My dad happened to comment about my last Momma’s Boy essay and how my grammar sucks. Rofl told me I’ll lose audience if I can’t even use “me” and “I” right. I schooled him on one of America’s greatest writers who didn’t give a cot damn about the boarishness of his prose. Swaggered on into the The Atlantic with a belly full of piss and vinegar and told them all to GFY! Changed American history, I said. “Yeah, but you’re no Mark Twain.” hahaha what a great exchange. So on my way out, I whisper into my mom’s ear “You know what they told Twain, Mom? That his language wasn’t fine enough for those buttoned-up northeasterners. History rhymes.” She laughed, then looked at me in the eyes with those big beaming beautiful blue ones of hers and a smile that stretched her face and said “I love you”. That smile! Man, I could bottle it up. It was so genuine, so happy, so present. This is my role now. Not to fret about what we might have lost, but to be a lion and leader who helps us all appreciate what we have. These are the moments in life that shape and define us. It was wonderful to see her in such bliss. The highs and the lows over 48hrs there were nuts! This chapter of life has been so heavy.
If you’re wondering about the title of this piece, read the one below.

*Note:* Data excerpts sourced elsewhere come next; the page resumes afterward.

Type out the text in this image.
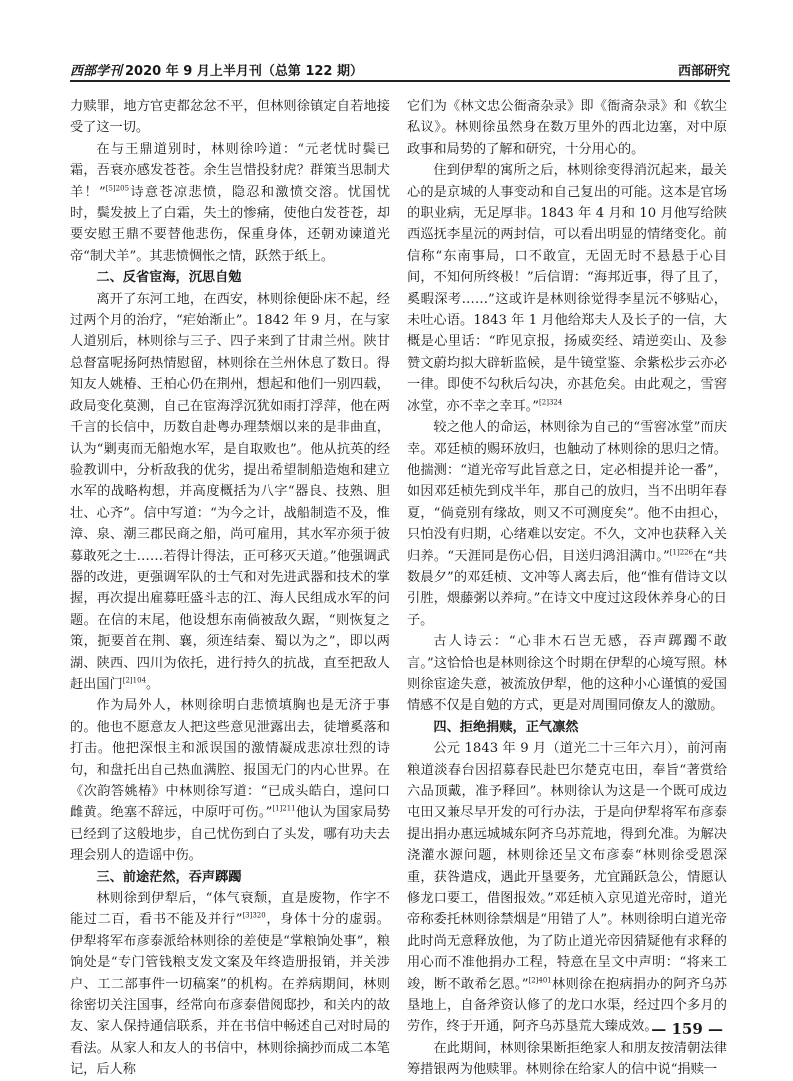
西部学刊 2020 年 9 月上半月刊（总第 122 期）	西部研究

力赎罪，地方官吏都忿忿不平，但林则徐镇定自若地接受了这一切。

在与王鼎道别时，林则徐吟道：“元老忧时鬓已霜，吾衰亦感发苍苍。余生岂惜投豺虎？群策当思制犬羊！”$^{[5]205}$诗意苍凉悲愤，隐忍和激愤交溶。忧国忧时，鬓发披上了白霜，失土的惨痛，使他白发苍苍，却要安慰王鼎不要替他悲伤，保重身体，还朝劝谏道光帝“制犬羊”。其悲愤惆怅之情，跃然于纸上。

二、反省宦海，沉思自勉

离开了东河工地，在西安，林则徐便卧床不起，经过两个月的治疗，“疟始渐止”。1842 年 9 月，在与家人道别后，林则徐与三子、四子来到了甘肃兰州。陕甘总督富呢扬阿热情慰留，林则徐在兰州休息了数日。得知友人姚椿、王柏心仍在荆州，想起和他们一别四载，政局变化莫测，自己在宦海浮沉犹如雨打浮萍，他在两千言的长信中，历数自赴粤办理禁烟以来的是非曲直，认为“剿夷而无船炮水军，是自取败也”。他从抗英的经验教训中，分析敌我的优劣，提出希望制船造炮和建立水军的战略构想，并高度概括为八字“器良、技熟、胆壮、心齐”。信中写道：“为今之计，战船制造不及，惟漳、泉、潮三郡民商之船，尚可雇用，其水军亦须于彼募敢死之士……若得计得法，正可移灭天道。”他强调武器的改进，更强调军队的士气和对先进武器和技术的掌握，再次提出雇募旺盛斗志的江、海人民组成水军的问题。在信的末尾，他设想东南倘被敌久踞，“则恢复之策，扼要首在荆、襄，须连结秦、蜀以为之”，即以两湖、陕西、四川为依托，进行持久的抗战，直至把敌人赶出国门$^{[2]104}$。

作为局外人，林则徐明白悲愤填胸也是无济于事的。他也不愿意友人把这些意见泄露出去，徒增奚落和打击。他把深恨主和派误国的激情凝成悲凉壮烈的诗句，和盘托出自己热血满腔、报国无门的内心世界。在《次韵答姚椿》中林则徐写道：“已成头皓白，遑问口雌黄。绝塞不辞远，中原吁可伤。”$^{[1]211}$他认为国家局势已经到了这般地步，自己忧伤到白了头发，哪有功夫去理会别人的造谣中伤。

三、前途茫然，吞声踯躅

林则徐到伊犁后，“体气衰颓，直是废物，作字不能过二百，看书不能及并行”$^{[3]320}$，身体十分的虚弱。伊犁将军布彦泰派给林则徐的差使是“掌粮饷处事”，粮饷处是“专门管钱粮支发文案及年终造册报销，并关涉户、工二部事件一切稿案”的机构。在养病期间，林则徐密切关注国事，经常向布彦泰借阅邸抄，和关内的故友、家人保持通信联系，并在书信中畅述自己对时局的看法。从家人和友人的书信中，林则徐摘抄而成二本笔记，后人称

它们为《林文忠公衙斋杂录》即《衙斋杂录》和《软尘私议》。林则徐虽然身在数万里外的西北边塞，对中原政事和局势的了解和研究，十分用心的。

住到伊犁的寓所之后，林则徐变得消沉起来，最关心的是京城的人事变动和自己复出的可能。这本是官场的职业病，无足厚非。1843 年 4 月和 10 月他写给陕西巡抚李星沅的两封信，可以看出明显的情绪变化。前信称“东南事局，口不敢宣，无固无时不悬悬于心目间，不知何所终极！”后信谓：“海邦近事，得了且了，奚暇深考……”这或许是林则徐觉得李星沅不够贴心，未吐心语。1843 年 1 月他给郑夫人及长子的一信，大概是心里话：“昨见京报，扬威奕经、靖逆奕山、及参赞文蔚均拟大辟斩监候，是牛镜堂鉴、余紫松步云亦必一律。即使不勾秋后勾决，亦甚危矣。由此观之，雪窖冰堂，亦不幸之幸耳。”$^{[2]324}$

较之他人的命运，林则徐为自己的“雪窖冰堂”而庆幸。邓廷桢的赐环放归，也触动了林则徐的思归之情。他揣测：“道光帝写此旨意之日，定必相提并论一番”，如因邓廷桢先到戍半年，那自己的放归，当不出明年春夏，“倘竟别有缘故，则又不可测度矣”。他不由担心，只怕没有归期，心绪难以安定。不久，文冲也获释入关归养。“天涯同是伤心侣，目送归鸿泪满巾。”$^{[1]226}$在“共数晨夕”的邓廷桢、文冲等人离去后，他“惟有借诗文以引胜，煨藤粥以养疴。”在诗文中度过这段休养身心的日子。

古人诗云：“心非木石岂无感，吞声踯躅不敢言。”这恰恰也是林则徐这个时期在伊犁的心境写照。林则徐宦途失意，被流放伊犁，他的这种小心谨慎的爱国情感不仅是自勉的方式，更是对周围同僚友人的激励。

四、拒绝捐赎，正气凛然

公元 1843 年 9 月（道光二十三年六月），前河南粮道淡春台因招募春民赴巴尔楚克屯田，奉旨“著赏给六品顶戴，准予释回”。林则徐认为这是一个既可成边屯田又兼尽早开发的可行办法，于是向伊犁将军布彦泰提出捐办惠远城城东阿齐乌苏荒地，得到允准。为解决浇灌水源问题，林则徐还呈文布彦泰“林则徐受恩深重，获咎遣戍，遇此开垦要务，尤宜踊跃急公，情愿认修龙口要工，借图报效。”邓廷桢入京见道光帝时，道光帝称委托林则徐禁烟是“用错了人”。林则徐明白道光帝此时尚无意释放他，为了防止道光帝因猜疑他有求释的用心而不准他捐办工程，特意在呈文中声明：“将来工竣，断不敢希乞恩。”$^{[2]401}$林则徐在抱病捐办的阿齐乌苏垦地上，自备斧资认修了的龙口水渠，经过四个多月的劳作，终于开通，阿齐乌苏垦荒大臻成效。

在此期间，林则徐果断拒绝家人和朋友按清朝法律筹措银两为他赎罪。林则徐在给家人的信中说“捐赎一

— 159 —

I wrote it in the Beforetimes.
I just remembered that I took a picture of this very bag of McMuffins and tray of coffees this morning. I forget why; I was going to post some random thought on X during my stream of them. Little did I know how much happiness that was about to bring to us all. Very cool! Now it is my cover art. ;-)



This warmed on a cold day amongst the Spanish moss. Glad to hear your Mom is still on the trail with us, and some of her light remains in her eyes for you. McMuffins can work wonders.